SpinLaunch has been working to send satellites into orbit through a giant centrifuge for nearly a decade now.
However, according to a New Scientist report, firing humans into space with this giant cannon would turn them into astronaut tartare.
During a tour of the facility, the magazine’s reporter Leah Crane asked in what she characterized as a “half-joking” manner whether it would be possible to load a whole person into the assembly.
“They said no,” she wrote. “This system is for satellites only because the g-forces from being spun around that fast would be fatal.”
Founded in 2014, the startup’s hulking centrifuge is currently running tests in the deserts of New Mexico, where Crane visited. It is designed to spin payloads really, really fast before firing them into the sky at staggering velocities.
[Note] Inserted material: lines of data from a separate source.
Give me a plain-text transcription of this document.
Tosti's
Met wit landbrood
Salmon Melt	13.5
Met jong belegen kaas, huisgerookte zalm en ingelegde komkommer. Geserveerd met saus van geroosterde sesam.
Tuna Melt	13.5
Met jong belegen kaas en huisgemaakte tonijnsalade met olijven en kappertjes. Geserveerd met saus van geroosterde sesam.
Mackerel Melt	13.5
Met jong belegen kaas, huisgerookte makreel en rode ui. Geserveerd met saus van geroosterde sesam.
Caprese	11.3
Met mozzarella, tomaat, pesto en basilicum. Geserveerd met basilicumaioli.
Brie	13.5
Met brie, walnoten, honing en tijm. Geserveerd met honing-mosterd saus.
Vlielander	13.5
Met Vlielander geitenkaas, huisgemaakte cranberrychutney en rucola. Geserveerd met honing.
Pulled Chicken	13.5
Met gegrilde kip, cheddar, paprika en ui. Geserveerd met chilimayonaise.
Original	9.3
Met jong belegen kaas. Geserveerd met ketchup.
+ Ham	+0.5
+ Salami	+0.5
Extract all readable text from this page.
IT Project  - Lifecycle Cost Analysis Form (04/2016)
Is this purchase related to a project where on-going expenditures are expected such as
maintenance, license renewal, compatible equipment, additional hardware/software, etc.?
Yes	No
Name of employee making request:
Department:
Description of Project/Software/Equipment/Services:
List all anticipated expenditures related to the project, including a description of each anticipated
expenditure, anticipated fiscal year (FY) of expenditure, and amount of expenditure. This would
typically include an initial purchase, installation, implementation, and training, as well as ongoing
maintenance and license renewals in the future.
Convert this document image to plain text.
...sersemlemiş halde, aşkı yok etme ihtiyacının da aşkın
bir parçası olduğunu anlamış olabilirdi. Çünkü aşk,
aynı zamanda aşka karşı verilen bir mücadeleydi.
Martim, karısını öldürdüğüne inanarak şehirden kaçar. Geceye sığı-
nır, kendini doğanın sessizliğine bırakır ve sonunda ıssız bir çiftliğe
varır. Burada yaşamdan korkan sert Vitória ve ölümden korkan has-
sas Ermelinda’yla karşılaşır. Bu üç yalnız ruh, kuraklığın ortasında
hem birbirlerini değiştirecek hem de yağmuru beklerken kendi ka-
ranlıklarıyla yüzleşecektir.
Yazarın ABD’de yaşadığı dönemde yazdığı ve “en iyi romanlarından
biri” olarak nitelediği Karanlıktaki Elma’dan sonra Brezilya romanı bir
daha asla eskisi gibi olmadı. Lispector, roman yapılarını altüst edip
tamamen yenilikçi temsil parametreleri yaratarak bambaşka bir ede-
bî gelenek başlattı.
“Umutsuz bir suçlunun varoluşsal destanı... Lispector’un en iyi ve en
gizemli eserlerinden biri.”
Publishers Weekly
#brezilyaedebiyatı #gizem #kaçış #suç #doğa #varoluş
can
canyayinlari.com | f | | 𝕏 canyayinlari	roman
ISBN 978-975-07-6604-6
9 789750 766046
This is to provide customers with a much cheaper substitute for chemical propulsion.
“The most complex, expensive, and polluting part of space launch is the rocket,” Mark Sipperley, the slingshot project’s director of engineering, told NS. (Though this practice might reduce fossil fuel pollutants, it’s worth noting that satellite-tossing does nothing to improve the sustainability issue of space debris.)
According to NS, SpinLaunch aims to complete a space-ready accelerator by 2025, which will be three times the size of the current model. But with NASA and Pentagon inking contracts with the company, it sounds like this project has a lot of potential.